2009年07月29日

僕は、ジャンピング・オナニーをしたことがある

暗い闇の中にずぶずぶと沈み込むような、どうしようもなく救いのない小説を読みたくなって、中村文則の新しく出た短編集を読んでいたら、沈むどころか笑ってしまった。

「世界の果て」所収「ゴミ屋敷」より

「実は、昔……僕は、ジャンピング・オナニーをしたことがある」
(略)
「考えたことがある……。もし空中で射精したら、どうなるんだろうって。……僕は押入れの段によじ登って、そこでオナニーをしたんだ。そして、突き上げてくる射精の衝動を感じた瞬間、僕は飛んだ。何かを、放棄するみたいに。僕は空中で射精し、空中に僕の精液が飛び散った……。でも、わかるかな。ふふふ。先に飛んだのは僕なんだ。僕は激しい腰の痛みと共に、先に地面に落ちた。そして、少し遅れて、精液が落ちてきたんだ、僕の頭上に」
(略)
「あの時、僕は思ったんだ。僕はもう一生、高潔な人間にはなれないって。僕は一生、ジャンピング・オナニーをした人間として、生きていかなければならないって。……あの時の悲しみは、まだ僕の胸の奥にくすぶっている」
(略)
「でももう僕は、何も恐いものなんかない。僕と、ペ、ペッティングしてください!」


中村文則wiki

あと童貞漫画アンソロジーリア充漫画アンソロジーにこっそり参加しています。どちらも桑石先生の次でした。


世界の果て

世界の果て

  • 作者: 中村 文則
  • 出版社/メーカー: 文藝春秋
  • 発売日: 2009/05
  • メディア: 単行本





posted by 泥辺五郎 at 21:05| Comment(7) | TrackBack(0) | 日記 | このブログの読者になる | 更新情報をチェックする
この記事へのコメント
ワロタ
Posted by at 2009年07月29日 21:29
可愛いですね。ウウン、性器一つでどれだけ遊べるのか追究したいモノです。
Posted by 織姫 at 2009年07月29日 22:23
>名無しさん
いつもは暗くて救いのない小説書く人なんです。

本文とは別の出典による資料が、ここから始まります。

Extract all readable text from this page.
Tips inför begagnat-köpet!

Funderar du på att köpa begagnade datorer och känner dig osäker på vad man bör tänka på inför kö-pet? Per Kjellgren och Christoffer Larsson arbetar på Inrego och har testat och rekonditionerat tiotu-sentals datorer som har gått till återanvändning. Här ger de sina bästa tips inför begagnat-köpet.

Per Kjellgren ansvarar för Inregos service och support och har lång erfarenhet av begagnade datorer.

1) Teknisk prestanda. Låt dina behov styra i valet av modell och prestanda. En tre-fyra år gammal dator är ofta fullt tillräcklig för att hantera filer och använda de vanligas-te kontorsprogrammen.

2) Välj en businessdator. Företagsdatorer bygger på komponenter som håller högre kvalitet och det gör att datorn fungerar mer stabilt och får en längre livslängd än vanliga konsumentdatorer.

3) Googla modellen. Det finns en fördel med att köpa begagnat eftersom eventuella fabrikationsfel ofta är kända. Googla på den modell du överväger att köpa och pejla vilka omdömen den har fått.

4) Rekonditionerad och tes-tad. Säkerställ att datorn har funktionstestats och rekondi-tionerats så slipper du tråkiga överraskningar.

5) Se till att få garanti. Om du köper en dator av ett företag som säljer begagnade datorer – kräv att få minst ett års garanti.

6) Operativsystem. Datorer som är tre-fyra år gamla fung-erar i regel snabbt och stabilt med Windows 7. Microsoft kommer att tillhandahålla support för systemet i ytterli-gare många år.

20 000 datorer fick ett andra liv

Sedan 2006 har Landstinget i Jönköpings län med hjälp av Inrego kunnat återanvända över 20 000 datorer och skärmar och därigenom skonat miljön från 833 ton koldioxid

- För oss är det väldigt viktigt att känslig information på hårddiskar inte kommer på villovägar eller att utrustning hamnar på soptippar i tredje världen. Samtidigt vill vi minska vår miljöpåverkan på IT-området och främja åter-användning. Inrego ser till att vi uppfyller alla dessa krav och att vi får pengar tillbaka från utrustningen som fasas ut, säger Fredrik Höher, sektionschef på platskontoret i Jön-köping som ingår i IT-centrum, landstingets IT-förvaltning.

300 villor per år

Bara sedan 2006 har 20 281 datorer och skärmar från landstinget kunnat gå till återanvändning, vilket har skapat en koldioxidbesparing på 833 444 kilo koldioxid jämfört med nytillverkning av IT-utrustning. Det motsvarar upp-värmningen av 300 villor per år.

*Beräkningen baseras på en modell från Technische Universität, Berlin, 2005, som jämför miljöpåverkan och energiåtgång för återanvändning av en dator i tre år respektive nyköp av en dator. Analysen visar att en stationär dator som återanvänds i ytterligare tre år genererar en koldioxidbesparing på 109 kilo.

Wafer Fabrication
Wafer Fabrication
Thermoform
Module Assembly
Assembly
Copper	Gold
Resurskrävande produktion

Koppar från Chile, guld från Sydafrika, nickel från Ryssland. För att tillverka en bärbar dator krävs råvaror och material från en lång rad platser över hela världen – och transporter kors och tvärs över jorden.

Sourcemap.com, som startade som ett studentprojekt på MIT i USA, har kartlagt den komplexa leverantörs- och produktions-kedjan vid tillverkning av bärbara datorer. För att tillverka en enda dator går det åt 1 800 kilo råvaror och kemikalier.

笑えるとは思いませんでした。

>織姫先生
実際のところ自慰は座ってするよりも立ってした方が快感が高まる(より射出感が高まるために、精子無駄撃ちによる罪悪感が減るためか)ので、ジャンピングオナニーにはかなりの快感が伴うのかもしれませんがやはり危険です。
あと、女性の方には「睾丸の左右を入れ替えてみたい」とか笑いながら言う人が稀にいますが、これは危険どころか死ぬ可能性もあります。
あまりおもちゃにして遊ぶよりも、指で優しくもてあそんであげるのが、性器に一番よいと思うのです。
Posted by ジャンピング吉田 at 2009年07月30日 22:33
東野圭吾の「ちゃれんじ?」で語られている、黒田研二流、究極の快楽「飛びながらイク」の話を思い出しました。
黒田研二はジャンピング〜の達人らしいです。
Posted by nabeshiki at 2009年07月31日 00:05
>nabeshiki先生
結構皆さん挑戦なされてるんですね。検索したら2ちゃんのスレが多数引っかかりました。中村文則の公式サイトも引っかかりました。
http://www.nakamurafuminori.jp/novels_list.html
唯一「笑い」を取り入れたと書かれており、やはり意識されていたんだなと思いました。
Posted by 八番ショート吉田 at 2009年08月01日 01:29
やっぱり新都社は変態が多いな。
Posted by at 2009年08月04日 20:29
>名無しさん
多いんじゃないんだ。きっと変態しかいないんだ。人間はみんな変態なんだ。僕はその中でも少しノーマル過ぎて申し訳ないくらいです。